それを知ったサロスはとても驚き、そして私を国の象徴にしたのだ
私としては神になった私を利用してもらって構わなかった
どの時代でも栄えた国の裏では宗教の力が強大だったことを私は知っていたから
「これがこの国の誕生秘話というもの…初代皇帝のサロスと神になった私がいたからこの国がある
まあサロスはとっくの昔に死んで今はあいつの子孫がその意志を継いでる
時々こうやってサロスとふるさとの様子を見に行っているのだが…
まさかかつての私が暮らしていた世界の住人が異世界召喚されるとは思わなかった」
あからさまに面倒なことになったと考えているようなため息をついているトルマーさん
……ではなくトーマス・アルバ・エジソン
まさか自分の子孫が禁忌にも近いことを長年やっていたということに対して余程お怒りのようで…オーラが完全にそれだ。
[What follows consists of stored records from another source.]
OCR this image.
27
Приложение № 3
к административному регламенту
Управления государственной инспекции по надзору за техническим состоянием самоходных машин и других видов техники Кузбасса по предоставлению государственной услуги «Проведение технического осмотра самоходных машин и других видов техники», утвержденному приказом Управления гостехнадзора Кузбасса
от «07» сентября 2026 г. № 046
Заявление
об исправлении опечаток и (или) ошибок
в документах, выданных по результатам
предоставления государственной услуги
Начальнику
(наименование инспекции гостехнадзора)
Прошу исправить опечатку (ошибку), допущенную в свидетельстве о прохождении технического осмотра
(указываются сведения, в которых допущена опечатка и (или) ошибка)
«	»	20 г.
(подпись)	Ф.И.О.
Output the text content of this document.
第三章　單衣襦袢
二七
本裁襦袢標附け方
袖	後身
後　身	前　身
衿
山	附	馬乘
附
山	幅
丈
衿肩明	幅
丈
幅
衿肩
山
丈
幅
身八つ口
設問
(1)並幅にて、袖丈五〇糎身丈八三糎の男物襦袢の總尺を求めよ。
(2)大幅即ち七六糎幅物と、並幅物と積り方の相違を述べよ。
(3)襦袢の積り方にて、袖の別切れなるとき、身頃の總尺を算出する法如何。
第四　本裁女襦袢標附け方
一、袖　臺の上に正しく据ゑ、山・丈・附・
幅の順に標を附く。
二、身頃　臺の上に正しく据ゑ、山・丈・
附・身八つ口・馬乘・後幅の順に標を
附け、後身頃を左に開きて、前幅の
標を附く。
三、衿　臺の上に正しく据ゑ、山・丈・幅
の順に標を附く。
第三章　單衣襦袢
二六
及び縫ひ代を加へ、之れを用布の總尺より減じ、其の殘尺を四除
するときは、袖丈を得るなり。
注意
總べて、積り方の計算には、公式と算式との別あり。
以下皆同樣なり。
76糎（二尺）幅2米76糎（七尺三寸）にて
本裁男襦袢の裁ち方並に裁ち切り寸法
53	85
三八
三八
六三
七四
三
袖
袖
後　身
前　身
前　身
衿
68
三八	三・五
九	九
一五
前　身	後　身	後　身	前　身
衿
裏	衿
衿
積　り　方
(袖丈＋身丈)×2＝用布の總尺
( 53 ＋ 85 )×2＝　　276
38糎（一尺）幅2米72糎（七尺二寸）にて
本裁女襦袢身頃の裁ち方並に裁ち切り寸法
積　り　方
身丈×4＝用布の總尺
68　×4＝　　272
「もしかして…自分の子孫が異世界召喚をしていたことを知ったのは最近なのですか?」
「……恥ずかしながらね
我らが暮らしていたあの世界の技術はこの世界にははやすぎるのだよ
せっかく私がこの世界にあった道具を作って作り方を教えてやったのに…さらなる発展を求めて別世界の人間に頼るとは思わなかった
一応私、英智の神なのに」
これは驚いた
確かにトーマス・アルバ・エジソンが神様になるなら英智の神がピッタリだ
「まぁまぁ…でも私はこの世界に間違えて呼ばれたとしても怒ってはいませんよ」
そう言えば彼は目を丸くしていた
まさかそんなことを言われるとは思ってもみなかったからだろうね
今言ったことは事実
私はこの世界に来たことを後悔していない…と言ったら嘘になってしまうかもしれない
本当は前までいた世界に置いてきた家族や友人が心配だ
一応私は大学生だしあっちで行方不明扱いされて留年…最悪の場合自動的に退学させられているかもしれない
だけど…私はツキカゲに出会ったからこの世界を憎もうにも憎めない
「なんやかんやで私はこの世界を好きになろうとしているんです…
たとえこの体が小さくても
黒髪と黒目のせいで悪魔族扱いされても…」
その場が静かになってしまった
私は静かなのは好きだけど静か過ぎるのは好きではないんだ。
もっと彼と話したいことは沢山あるけどもう時間だ
「もう行かないと…では私はここで」
再び開いた窓から飛び降りる準備をしていると私の手をとる誰かの腕があった
わかってる…今になって彼は何かを伝えようとしているんだ
一体何を話したいのですか?
「カナ…君に教えておくよ
この世界にはかつて私が暮らしていたあの世界から転生してきた人間がいる
もしかしたら力を貸してくれるかもしれない」
「……えっ?」
その瞬間だけ驚きを超えて思考が止まってしまったのを何となく覚えていた。